The ARTISTS 1 trial assessed the safety, tolerability and efficacy of the drug over 12 weeks in 119 paediatric Tourette syndrome patients aged six to 16.
Meanwhile, ARTISTS 2 involved 158 paediatric patients of the same age group. This trial was designed for eight weeks of dosing.
The primary endpoint of both studies was the change in the Total Tic Score of the Yale Global Tic Severity Scale (YGTSS-TTS) from baseline to week eight.
Deutetrabenazine missed the primary endpoint when it failed to demonstrate a decrease in motor and phonic tics compared to placebo.
The most commonly reported adverse events in the studies were headache, somnolence and fatigue. Investigators did not report any new safety signals.
Teva Global R&D executive vice-president Dr Hafrun Fridriksdottir said: “The results of the trials are disappointing, especially as there is such an unmet need for this community of paediatric patients.

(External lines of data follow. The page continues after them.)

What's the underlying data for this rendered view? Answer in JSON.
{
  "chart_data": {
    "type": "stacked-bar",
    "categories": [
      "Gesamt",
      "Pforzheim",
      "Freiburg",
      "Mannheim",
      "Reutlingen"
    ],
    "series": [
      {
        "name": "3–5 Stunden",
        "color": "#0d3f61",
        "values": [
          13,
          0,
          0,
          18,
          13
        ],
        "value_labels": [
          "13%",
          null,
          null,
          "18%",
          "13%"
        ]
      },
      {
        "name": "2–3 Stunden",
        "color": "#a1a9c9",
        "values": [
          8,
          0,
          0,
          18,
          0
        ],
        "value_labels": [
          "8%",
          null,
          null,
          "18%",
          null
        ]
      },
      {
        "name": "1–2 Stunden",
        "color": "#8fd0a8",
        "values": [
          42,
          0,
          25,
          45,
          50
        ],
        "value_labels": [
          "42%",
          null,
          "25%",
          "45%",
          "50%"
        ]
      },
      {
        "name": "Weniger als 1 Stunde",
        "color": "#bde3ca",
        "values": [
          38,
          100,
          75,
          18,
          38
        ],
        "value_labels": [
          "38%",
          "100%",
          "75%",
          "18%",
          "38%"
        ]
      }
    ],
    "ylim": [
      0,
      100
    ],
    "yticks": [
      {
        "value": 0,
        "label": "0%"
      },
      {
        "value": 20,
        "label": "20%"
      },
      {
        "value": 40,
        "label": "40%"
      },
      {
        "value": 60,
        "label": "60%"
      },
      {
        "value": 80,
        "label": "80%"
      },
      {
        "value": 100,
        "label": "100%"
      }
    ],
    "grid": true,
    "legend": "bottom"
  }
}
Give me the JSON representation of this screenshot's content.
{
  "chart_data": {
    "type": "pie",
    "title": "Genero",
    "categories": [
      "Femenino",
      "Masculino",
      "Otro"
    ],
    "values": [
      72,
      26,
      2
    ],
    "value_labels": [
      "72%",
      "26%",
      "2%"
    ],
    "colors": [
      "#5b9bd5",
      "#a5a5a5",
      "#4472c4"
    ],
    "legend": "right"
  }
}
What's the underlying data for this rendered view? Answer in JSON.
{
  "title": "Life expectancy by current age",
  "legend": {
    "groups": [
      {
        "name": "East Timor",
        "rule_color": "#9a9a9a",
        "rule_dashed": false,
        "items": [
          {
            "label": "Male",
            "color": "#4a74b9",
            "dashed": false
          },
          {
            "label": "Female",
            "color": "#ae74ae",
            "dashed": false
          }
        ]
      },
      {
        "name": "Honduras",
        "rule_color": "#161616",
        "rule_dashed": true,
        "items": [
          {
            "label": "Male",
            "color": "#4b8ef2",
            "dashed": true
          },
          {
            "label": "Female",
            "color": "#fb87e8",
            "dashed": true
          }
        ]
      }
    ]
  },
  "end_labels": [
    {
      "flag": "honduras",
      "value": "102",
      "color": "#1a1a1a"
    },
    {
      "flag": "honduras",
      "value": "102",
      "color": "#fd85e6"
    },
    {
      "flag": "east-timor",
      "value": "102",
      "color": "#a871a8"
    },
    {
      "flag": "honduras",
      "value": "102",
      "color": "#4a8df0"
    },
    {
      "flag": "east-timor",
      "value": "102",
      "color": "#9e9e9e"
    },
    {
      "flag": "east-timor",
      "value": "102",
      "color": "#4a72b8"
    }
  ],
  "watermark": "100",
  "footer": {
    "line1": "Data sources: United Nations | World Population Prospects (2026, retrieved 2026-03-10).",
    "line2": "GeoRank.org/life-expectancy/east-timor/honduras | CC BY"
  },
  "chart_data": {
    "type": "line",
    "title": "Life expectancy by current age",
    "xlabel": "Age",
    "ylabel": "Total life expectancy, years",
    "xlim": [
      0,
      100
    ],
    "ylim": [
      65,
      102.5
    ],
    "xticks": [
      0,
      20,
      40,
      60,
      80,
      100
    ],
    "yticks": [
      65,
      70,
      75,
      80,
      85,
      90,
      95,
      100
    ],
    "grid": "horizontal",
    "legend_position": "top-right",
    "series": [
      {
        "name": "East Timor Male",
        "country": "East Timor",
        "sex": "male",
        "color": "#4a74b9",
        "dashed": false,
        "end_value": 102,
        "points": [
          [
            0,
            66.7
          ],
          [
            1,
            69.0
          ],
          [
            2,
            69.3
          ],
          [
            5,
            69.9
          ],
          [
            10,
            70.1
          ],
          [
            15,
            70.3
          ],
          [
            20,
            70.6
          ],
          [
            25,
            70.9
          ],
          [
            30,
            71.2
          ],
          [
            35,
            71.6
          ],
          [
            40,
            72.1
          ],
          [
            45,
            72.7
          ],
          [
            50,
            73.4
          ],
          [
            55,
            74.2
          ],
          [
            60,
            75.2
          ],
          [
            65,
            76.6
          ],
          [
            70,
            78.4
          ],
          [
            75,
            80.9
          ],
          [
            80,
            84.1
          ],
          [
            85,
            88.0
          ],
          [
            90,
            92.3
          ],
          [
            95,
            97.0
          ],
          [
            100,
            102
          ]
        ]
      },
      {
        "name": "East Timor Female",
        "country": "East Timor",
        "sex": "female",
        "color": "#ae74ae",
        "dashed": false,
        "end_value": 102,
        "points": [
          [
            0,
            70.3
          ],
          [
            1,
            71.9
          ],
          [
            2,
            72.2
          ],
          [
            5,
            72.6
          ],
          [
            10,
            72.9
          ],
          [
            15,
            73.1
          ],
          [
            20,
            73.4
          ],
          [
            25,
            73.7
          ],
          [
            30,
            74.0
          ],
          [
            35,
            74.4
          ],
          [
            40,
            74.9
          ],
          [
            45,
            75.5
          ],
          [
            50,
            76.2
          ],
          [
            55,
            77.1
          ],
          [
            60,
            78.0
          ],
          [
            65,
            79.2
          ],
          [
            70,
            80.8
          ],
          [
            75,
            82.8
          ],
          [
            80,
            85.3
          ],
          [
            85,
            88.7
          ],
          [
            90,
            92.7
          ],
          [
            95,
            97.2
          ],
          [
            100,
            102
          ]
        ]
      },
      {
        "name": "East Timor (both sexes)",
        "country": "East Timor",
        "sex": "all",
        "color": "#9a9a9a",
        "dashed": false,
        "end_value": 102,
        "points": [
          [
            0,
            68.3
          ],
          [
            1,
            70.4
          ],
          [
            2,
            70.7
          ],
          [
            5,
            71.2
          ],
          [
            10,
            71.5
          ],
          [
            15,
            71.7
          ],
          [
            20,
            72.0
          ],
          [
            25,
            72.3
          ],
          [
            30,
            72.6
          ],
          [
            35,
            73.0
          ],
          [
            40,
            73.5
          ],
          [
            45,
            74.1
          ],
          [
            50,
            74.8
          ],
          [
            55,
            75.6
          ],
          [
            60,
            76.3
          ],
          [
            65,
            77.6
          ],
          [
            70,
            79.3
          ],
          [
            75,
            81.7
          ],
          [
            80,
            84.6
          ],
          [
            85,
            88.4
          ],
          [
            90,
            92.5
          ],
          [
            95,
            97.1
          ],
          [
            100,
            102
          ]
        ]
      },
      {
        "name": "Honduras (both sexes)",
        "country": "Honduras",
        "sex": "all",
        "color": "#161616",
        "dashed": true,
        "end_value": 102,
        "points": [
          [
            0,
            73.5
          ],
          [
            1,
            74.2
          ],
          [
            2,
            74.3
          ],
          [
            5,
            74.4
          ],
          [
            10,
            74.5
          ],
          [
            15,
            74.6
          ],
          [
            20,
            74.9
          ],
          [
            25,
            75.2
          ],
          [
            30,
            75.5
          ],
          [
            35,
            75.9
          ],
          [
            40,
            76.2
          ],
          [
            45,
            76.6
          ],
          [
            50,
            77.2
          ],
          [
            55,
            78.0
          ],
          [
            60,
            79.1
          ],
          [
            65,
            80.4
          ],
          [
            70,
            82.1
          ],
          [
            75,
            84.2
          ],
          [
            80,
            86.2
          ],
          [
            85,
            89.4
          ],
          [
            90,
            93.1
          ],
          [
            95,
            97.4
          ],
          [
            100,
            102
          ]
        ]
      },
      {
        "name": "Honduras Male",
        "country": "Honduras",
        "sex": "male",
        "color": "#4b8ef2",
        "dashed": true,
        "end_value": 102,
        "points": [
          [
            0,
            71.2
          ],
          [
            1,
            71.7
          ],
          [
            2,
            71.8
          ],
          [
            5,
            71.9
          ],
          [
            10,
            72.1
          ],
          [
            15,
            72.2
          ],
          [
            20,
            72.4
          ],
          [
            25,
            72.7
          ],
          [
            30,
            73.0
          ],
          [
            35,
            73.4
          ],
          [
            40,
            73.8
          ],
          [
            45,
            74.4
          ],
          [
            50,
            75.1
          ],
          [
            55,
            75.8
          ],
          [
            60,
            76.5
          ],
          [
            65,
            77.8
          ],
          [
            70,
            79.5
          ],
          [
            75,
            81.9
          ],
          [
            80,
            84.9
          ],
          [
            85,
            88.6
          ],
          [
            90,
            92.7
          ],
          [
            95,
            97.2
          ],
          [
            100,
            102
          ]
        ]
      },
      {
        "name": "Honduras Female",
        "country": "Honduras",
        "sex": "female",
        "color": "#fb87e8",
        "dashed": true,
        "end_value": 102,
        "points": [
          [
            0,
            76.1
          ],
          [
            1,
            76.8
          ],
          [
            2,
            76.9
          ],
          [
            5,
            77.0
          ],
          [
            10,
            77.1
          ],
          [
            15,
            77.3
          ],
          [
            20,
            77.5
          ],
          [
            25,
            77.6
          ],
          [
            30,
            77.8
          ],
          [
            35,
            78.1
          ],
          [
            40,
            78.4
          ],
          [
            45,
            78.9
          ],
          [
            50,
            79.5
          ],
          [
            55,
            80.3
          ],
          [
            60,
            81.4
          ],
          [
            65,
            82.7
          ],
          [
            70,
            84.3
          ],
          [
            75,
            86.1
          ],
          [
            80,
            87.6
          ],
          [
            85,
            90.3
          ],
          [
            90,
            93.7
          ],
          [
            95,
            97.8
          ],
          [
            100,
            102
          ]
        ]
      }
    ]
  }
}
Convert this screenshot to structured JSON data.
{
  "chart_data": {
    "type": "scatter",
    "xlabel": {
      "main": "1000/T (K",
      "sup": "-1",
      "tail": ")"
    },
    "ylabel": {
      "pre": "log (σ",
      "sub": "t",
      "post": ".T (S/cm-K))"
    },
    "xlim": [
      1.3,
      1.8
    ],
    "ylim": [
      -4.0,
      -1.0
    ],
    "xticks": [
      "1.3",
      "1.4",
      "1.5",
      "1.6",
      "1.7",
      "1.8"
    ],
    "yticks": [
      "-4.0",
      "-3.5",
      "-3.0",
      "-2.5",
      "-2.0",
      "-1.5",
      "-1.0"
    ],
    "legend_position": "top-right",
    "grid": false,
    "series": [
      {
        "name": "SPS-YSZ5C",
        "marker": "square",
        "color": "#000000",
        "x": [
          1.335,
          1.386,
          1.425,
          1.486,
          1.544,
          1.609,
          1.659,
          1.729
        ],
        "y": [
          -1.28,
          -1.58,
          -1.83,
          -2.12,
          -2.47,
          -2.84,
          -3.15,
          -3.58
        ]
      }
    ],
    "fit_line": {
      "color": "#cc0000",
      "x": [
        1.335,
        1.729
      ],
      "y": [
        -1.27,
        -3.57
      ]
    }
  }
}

“As we assess a path forward, Teva is especially grateful to the investigators, patients and families who contributed to these studies for such an important patient population.”
Teva conducted The ARTISTS 1 and ARTISTS 2 trials in alliance with Nuvelution Pharma.
In July last year, the company reported positive results from the exploratory endpoint analysis of the Phase IIIb FOCUS trial of fremanezumab as a preventive therapy for migraine in adults.